Primary LanguagePython


This project provides a machine learning-based crop recommendation system. The system uses environmental parameters such as nitrogen, phosphorus, potassium levels, temperature, humidity, pH, and rainfall to predict the most suitable crop for a given set of conditions.

Folder Structure

├── dataset/
│   └── crop_recommendation.csv
├── images/
│   └── crops/
│       └── <crop_images>.jpg
├── models/
│   └── model_files.pkl
├── nav/
│   ├── home.py
│   ├── predict.py
│   └── visualize.py
├── app.py
├── train_model.py
├── database.py
├── requirements.txt
└── README.md

CREATE Virtual Environment and Install Requirements

First, create a virtual environment to manage dependencies for this project.

virtualenv venv
source venv/bin/activate
pip install -r requirements.txt

Run Application

To run the application, ensure your virtual environment is active, then execute the following commands:

source venv/bin/activate
python3 train_model.py
streamlit run app.py

Files and Directories

  • dataset/: Contains the crop_recommendation.csv dataset.
  • images/crops/: Contains images of the recommended crops.
  • models/: Directory where model files are stored after training.
  • nav/: Contains navigation modules for the Streamlit application.
    • home.py: Home page of the application.
    • predict.py: Prediction page for recommending crops.
    • visualize.py: Visualization page for displaying model metrics and visualizations.
  • app.py: Main entry point for the Streamlit application.
  • train_model.py: Script for training and saving machine learning models.
  • database.py: Handles logging predictions to the database.
  • requirements.txt: Lists required Python packages for the project.
  • README.md: Project documentation file.

Additional Information

  • Model Training: The train_model.py script trains three models (Logistic Regression, Decision Tree, and Random Forest) and saves the trained models, metrics, and label encoder in the models/ directory.

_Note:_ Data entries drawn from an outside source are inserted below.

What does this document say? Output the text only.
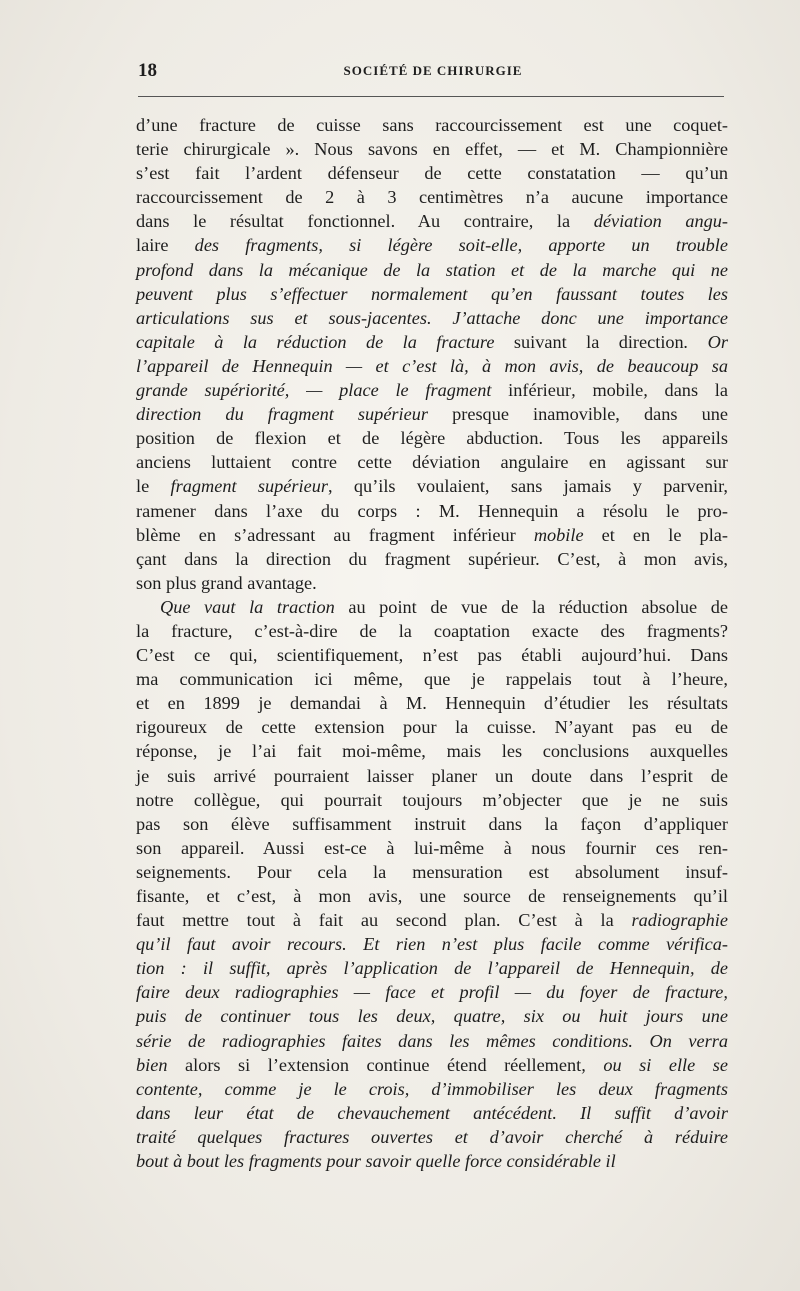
18	SOCIÉTÉ DE CHIRURGIE
d’une fracture de cuisse sans raccourcissement est une coquet-
terie chirurgicale ». Nous savons en effet, — et M. Championnière
s’est fait l’ardent défenseur de cette constatation — qu’un
raccourcissement de 2 à 3 centimètres n’a aucune importance
dans le résultat fonctionnel. Au contraire, la déviation angu-
laire des fragments, si légère soit-elle, apporte un trouble
profond dans la mécanique de la station et de la marche qui ne
peuvent plus s’effectuer normalement qu’en faussant toutes les
articulations sus et sous-jacentes. J’attache donc une importance
capitale à la réduction de la fracture suivant la direction. Or
l’appareil de Hennequin — et c’est là, à mon avis, de beaucoup sa
grande supériorité, — place le fragment inférieur, mobile, dans la
direction du fragment supérieur presque inamovible, dans une
position de flexion et de légère abduction. Tous les appareils
anciens luttaient contre cette déviation angulaire en agissant sur
le fragment supérieur, qu’ils voulaient, sans jamais y parvenir,
ramener dans l’axe du corps : M. Hennequin a résolu le pro-
blème en s’adressant au fragment inférieur mobile et en le pla-
çant dans la direction du fragment supérieur. C’est, à mon avis,
son plus grand avantage.
Que vaut la traction au point de vue de la réduction absolue de
la fracture, c’est-à-dire de la coaptation exacte des fragments?
C’est ce qui, scientifiquement, n’est pas établi aujourd’hui. Dans
ma communication ici même, que je rappelais tout à l’heure,
et en 1899 je demandai à M. Hennequin d’étudier les résultats
rigoureux de cette extension pour la cuisse. N’ayant pas eu de
réponse, je l’ai fait moi-même, mais les conclusions auxquelles
je suis arrivé pourraient laisser planer un doute dans l’esprit de
notre collègue, qui pourrait toujours m’objecter que je ne suis
pas son élève suffisamment instruit dans la façon d’appliquer
son appareil. Aussi est-ce à lui-même à nous fournir ces ren-
seignements. Pour cela la mensuration est absolument insuf-
fisante, et c’est, à mon avis, une source de renseignements qu’il
faut mettre tout à fait au second plan. C’est à la radiographie
qu’il faut avoir recours. Et rien n’est plus facile comme vérifica-
tion : il suffit, après l’application de l’appareil de Hennequin, de
faire deux radiographies — face et profil — du foyer de fracture,
puis de continuer tous les deux, quatre, six ou huit jours une
série de radiographies faites dans les mêmes conditions. On verra
bien alors si l’extension continue étend réellement, ou si elle se
contente, comme je le crois, d’immobiliser les deux fragments
dans leur état de chevauchement antécédent. Il suffit d’avoir
traité quelques fractures ouvertes et d’avoir cherché à réduire
bout à bout les fragments pour savoir quelle force considérable il
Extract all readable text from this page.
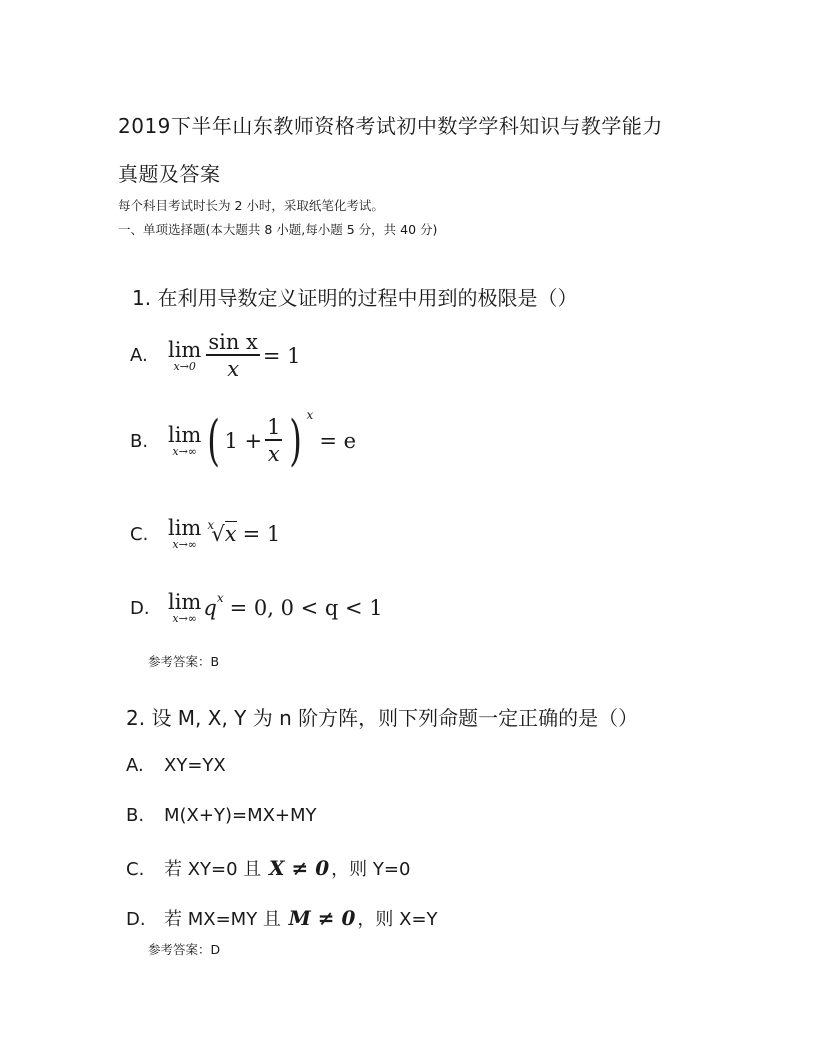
2019下半年山东教师资格考试初中数学学科知识与教学能力
真题及答案
每个科目考试时长为 2 小时，采取纸笔化考试。
一、单项选择题(本大题共 8 小题,每小题 5 分，共 40 分)
1. 在利用导数定义证明的过程中用到的极限是（）
A. lim
$x\to 0 \frac{\text{sin x}}{x} = 1$
B. lim
x→∞ ( $1 + \frac{1}{x}$ ) x
= e
C. lim
x→∞
x
√x = 1
D. lim
x→∞ q x = 0, 0 < q < 1
参考答案：B
2. 设 M, X, Y 为 n 阶方阵，则下列命题一定正确的是（）
A. XY=YX
B. M(X+Y)=MX+MY
C. 若 XY=0 且 X ≠ 0 ，则 Y=0
D. 若 MX=MY 且 M ≠ 0 ，则 X=Y
参考答案：D
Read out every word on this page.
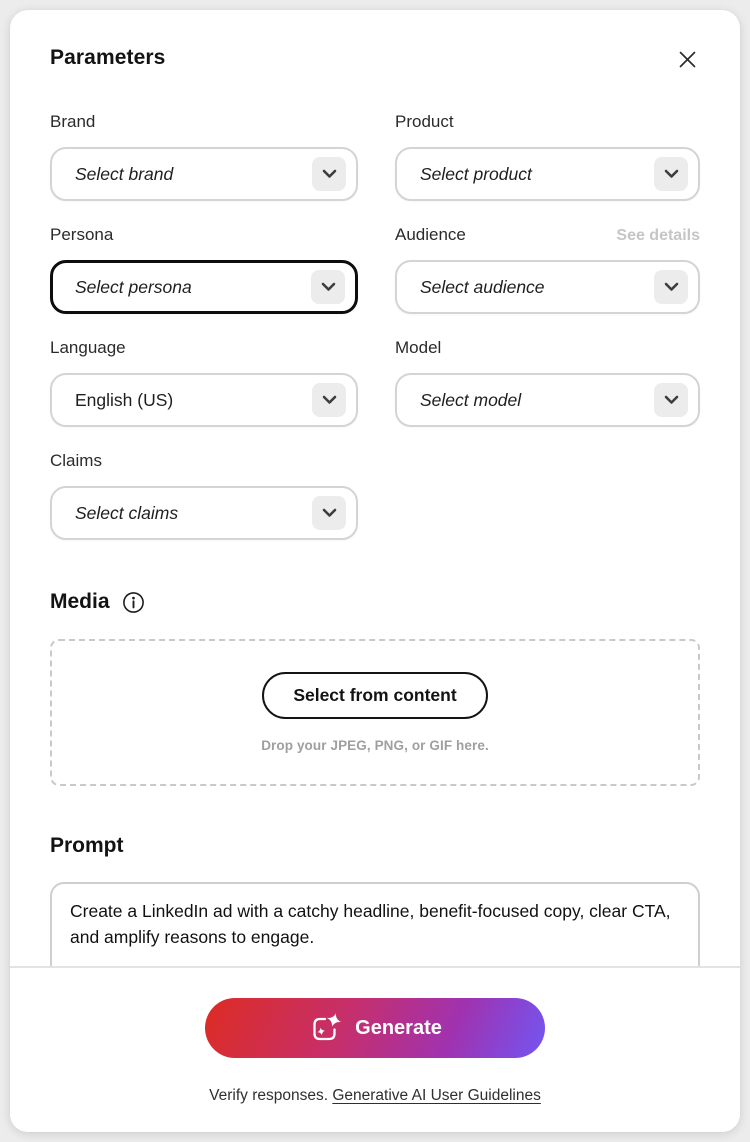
Parameters
Brand
Select brand
Product
Select product
Persona
Select persona
Audience	See details
Select audience
Language
English (US)
Model
Select model
Claims
Select claims
Media
Select from content
Drop your JPEG, PNG, or GIF here.
Prompt
Create a LinkedIn ad with a catchy headline, benefit-focused copy, clear CTA, and amplify reasons to engage.
Generate
Verify responses. Generative AI User Guidelines
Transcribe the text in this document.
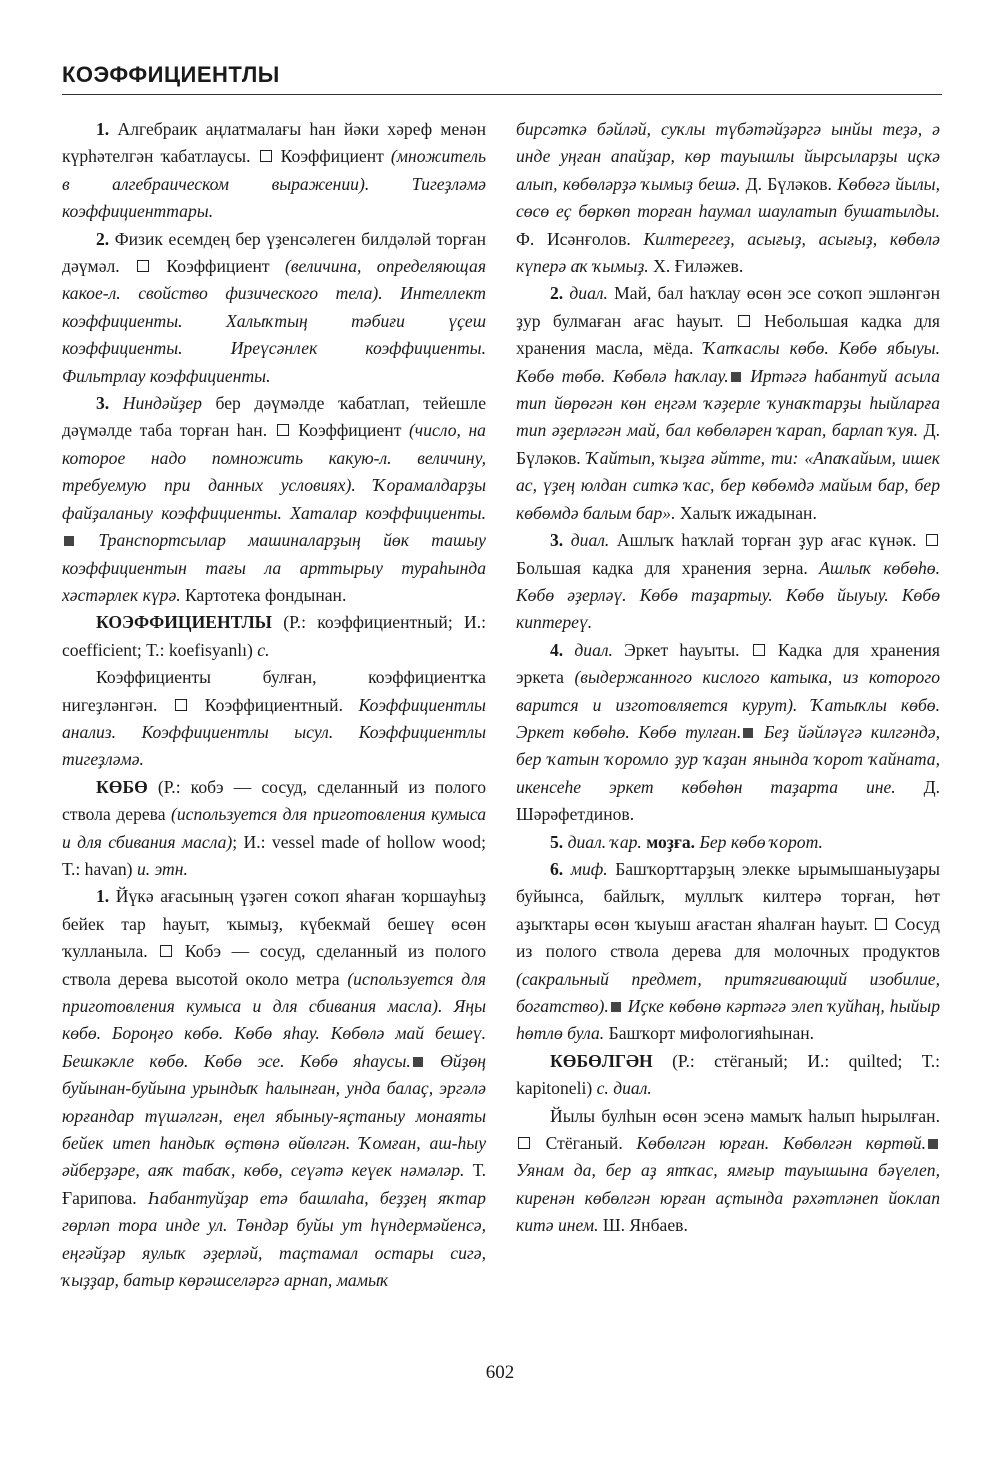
КОЭФФИЦИЕНТЛЫ

1. Алгебраик аңлатмалағы һан йәки хәреф менән күрһәтелгән ҡабатлаусы.  Коэффициент (множитель в алгебраическом выражении). Тигеҙләмә коэффициенттары.

2. Физик есемдең бер үҙенсәлеген билдәләй торған дәүмәл.  Коэффициент (величина, определяющая какое-л. свойство физического тела). Интеллект коэффициенты. Халыҡтың тәбиғи үҫеш коэффициенты. Иреүсәнлек коэффициенты. Фильтрлау коэффициенты.

3. Ниндәйҙер бер дәүмәлде ҡабатлап, тейешле дәүмәлде таба торған һан.  Коэффициент (число, на которое надо помножить какую-л. величину, требуемую при данных условиях). Ҡорамалдарҙы файҙаланыу коэффициенты. Хаталар коэффициенты. Транспортсылар машиналарҙың йөк ташыу коэффициентын тағы ла арттырыу тураһында хәстәрлек күрә. Картотека фондынан.

КОЭФФИЦИЕНТЛЫ (Р.: коэффициентный; И.: coefficient; Т.: koefisyanlı) с.

Коэффициенты булған, коэффициентҡа нигеҙләнгән.  Коэффициентный. Коэффициентлы анализ. Коэффициентлы ысул. Коэффициентлы тигеҙләмә.

КӨБӨ (Р.: кобэ — сосуд, сделанный из полого ствола дерева (используется для приготовления кумыса и для сбивания масла); И.: vessel made of hollow wood; Т.: havan) и. этн.

1. Йүкә ағасының үҙәген соҡоп яһаған ҡоршауһыҙ бейек тар һауыт, ҡымыҙ, күбекмай бешеү өсөн ҡулланыла.  Кобэ — сосуд, сделанный из полого ствола дерева высотой около метра (используется для приготовления кумыса и для сбивания масла). Яңы көбө. Бороңғо көбө. Көбө яһау. Көбөлә май бешеү. Бешкәкле көбө. Көбө эсе. Көбө яһаусы. Өйҙөң буйынан-буйына урындыҡ һалынған, унда балаҫ, эргәлә юрғандар түшәлгән, еңел ябыныу-яҫтаныу монаяты бейек итеп һандыҡ өҫтөнә өйөлгән. Ҡомған, аш-һыу әйберҙәре, аяҡ табаҡ, көбө, сеүәтә кеүек нәмәләр. Т. Ғарипова. Һабантуйҙар етә башлаһа, беҙҙең яҡтар гөрләп тора инде ул. Төндәр буйы ут һүндермәйенсә, еңгәйҙәр яулыҡ әҙерләй, таҫтамал остары сигә, ҡыҙҙар, батыр көрәшселәргә арнап, мамыҡ

бирсәткә бәйләй, суҡлы түбәтәйҙәргә ынйы теҙә, ә инде уңған апайҙар, көр тауышлы йырсыларҙы иҫкә алып, көбөләрҙә ҡымыҙ бешә. Д. Бүләков. Көбөгә йылы, сөсө еҫ бөркөп торған һаумал шаулатып бушатылды. Ф. Исәнғолов. Килтерегеҙ, асығыҙ, асығыҙ, көбөлә күперә аҡ ҡымыҙ. Х. Ғиләжев.

2. диал. Май, бал һаҡлау өсөн эсе соҡоп эшләнгән ҙур булмаған ағас һауыт.  Небольшая кадка для хранения масла, мёда. Ҡапҡаслы көбө. Көбө ябыуы. Көбө төбө. Көбөлә һаҡлау. Иртәгә һабантуй асыла тип йөрөгән көн еңгәм ҡәҙерле ҡунаҡтарҙы һыйларға тип әҙерләгән май, бал көбөләрен ҡарап, барлап ҡуя. Д. Бүләков. Ҡайтып, ҡыҙға әйтте, ти: «Апаҡайым, ишек ас, үҙең юлдан ситкә ҡас, бер көбөмдә майым бар, бер көбөмдә балым бар». Халыҡ ижадынан.

3. диал. Ашлыҡ һаҡлай торған ҙур ағас күнәк.  Большая кадка для хранения зерна. Ашлыҡ көбөһө. Көбө әҙерләү. Көбө таҙартыу. Көбө йыуыу. Көбө киптереү.

4. диал. Эркет һауыты.  Кадка для хранения эркета (выдержанного кислого катыка, из которого варится и изготовляется курут). Ҡатыҡлы көбө. Эркет көбөһө. Көбө тулған. Беҙ йәйләүгә килгәндә, бер ҡатын ҡоромло ҙур ҡаҙан янында ҡорот ҡайната, икенсеһе эркет көбөһөн таҙарта ине. Д. Шәрәфетдинов.

5. диал. ҡар. моҙға. Бер көбө ҡорот.

6. миф. Башҡорттарҙың элекке ырымышаныуҙары буйынса, байлыҡ, муллыҡ килтерә торған, һөт аҙыҡтары өсөн ҡыуыш ағастан яһалған һауыт.  Сосуд из полого ствола дерева для молочных продуктов (сакральный предмет, притягивающий изобилие, богатство). Иҫке көбөнө кәртәгә элеп ҡуйһаң, һыйыр һөтлө була. Башҡорт мифологияһынан.

КӨБӨЛГӘН (Р.: стёганый; И.: quilted; Т.: kapitoneli) с. диал.

Йылы булһын өсөн эсенә мамыҡ һалып һырылған.  Стёганый. Көбөлгән юрған. Көбөлгән көртөй. Уянам да, бер аҙ ятҡас, ямғыр тауышына бәүелеп, киренән көбөлгән юрған аҫтында рәхәтләнеп йоклап китә инем. Ш. Янбаев.

602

    • Logistic Regression: A linear model for binary classification.
    • Decision Tree: A non-linear model that splits the data based on feature values.
    • Random Forest: An ensemble model that combines multiple decision trees to improve accuracy and control overfitting.
  • Model Prediction: The predict.py script uses the trained models to recommend the most suitable crop based on user input parameters.

  • Visualization: The visualize.py script provides visualizations for the model metrics and decision tree.

Model Metrics

The following metrics are used to evaluate the performance of the models:

  • Accuracy: The ratio of correctly predicted crops to the total crops.
  • Precision: The ratio of correctly predicted positive observations to the total predicted positive observations.
  • R^2 Score: The proportion of the variance in the dependent variable that is predictable from the independent variables.

After training the models, the metrics are as follows:

  • Logistic Regression

    • Accuracy: 95.42%
    • Precision: 96.04%
    • R^2 Score: 89.67
  • Decision Tree

    • Accuracy: 98.63%
    • Precision: 98.71%
    • R^2 Score: 96.20
  • Random Forest

    • Accuracy: 99.24%
    • Precision: 99.34%
    • R^2 Score: 97.3